Methods: In a retrospective analysis, we studied the data of 22 patients, who underwent the Oberlin procedure between 11/2004 and 09/2010. Moreover, 11 patients from 12/2008 to 07/2011 undergoing a triceps branch transfer were identified. Pre- and postoperative assessment was carried out using the Medical Research Council (MRC) grade to classify muscle strength. Sensory deficits were also detected.

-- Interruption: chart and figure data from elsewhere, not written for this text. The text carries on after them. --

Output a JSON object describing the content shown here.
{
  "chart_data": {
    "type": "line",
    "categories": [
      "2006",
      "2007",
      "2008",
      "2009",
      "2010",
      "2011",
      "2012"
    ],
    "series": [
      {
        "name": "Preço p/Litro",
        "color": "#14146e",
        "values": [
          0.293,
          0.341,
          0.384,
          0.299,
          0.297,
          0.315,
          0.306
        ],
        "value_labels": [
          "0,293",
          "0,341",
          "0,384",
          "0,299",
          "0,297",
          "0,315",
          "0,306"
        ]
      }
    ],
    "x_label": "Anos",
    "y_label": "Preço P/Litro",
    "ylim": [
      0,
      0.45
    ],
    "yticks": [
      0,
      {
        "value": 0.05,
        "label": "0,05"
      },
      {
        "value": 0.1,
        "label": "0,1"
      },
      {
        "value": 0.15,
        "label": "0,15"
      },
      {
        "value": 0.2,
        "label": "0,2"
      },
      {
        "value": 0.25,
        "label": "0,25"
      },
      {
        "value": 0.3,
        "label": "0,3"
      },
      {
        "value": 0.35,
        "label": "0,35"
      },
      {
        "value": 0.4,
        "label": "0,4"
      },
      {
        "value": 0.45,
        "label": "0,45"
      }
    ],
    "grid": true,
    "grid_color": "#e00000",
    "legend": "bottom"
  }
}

Results: The mean age of the patients was 35,6 years (13–74 yrs) and the mean time from injury to surgery was 8,6 months (3–35 months). Preoperative biceps in all patients showed M0. 9/22 patients, who underwent Oberlin transfers gained MRC 4-5. 5/22 showed a significant improvement with biceps function MRC 3-4. In addition 6/22 had no functional elbow flexion after 20 months follow-up, while 2/22 of the patients were lost to follow-up. None of them had an impairment of the hand function. 2/22 patients experienced a transient paresthesia in the ulnar hand. In our patients no significant difference was seen between only ulnar and median nerve augmented Oberlin transfer. Regarding triceps branch transfer, 2/9 patients displayed shoulder abduction MRC 4-5. 1/9 patient reached MRC 3 after 20 months. 6/9 patients did not benefit. 4 patients, who had a follow-up just for 1 year, were excluded from this study.
Conclusions: In our experience both Oberlin procedure and triceps branch transfer are safe and feasible techniques. However, the Oberlin results are more promising. In patients with brachial plexus injury, independent from pedicle screws both methods should be kept in mind.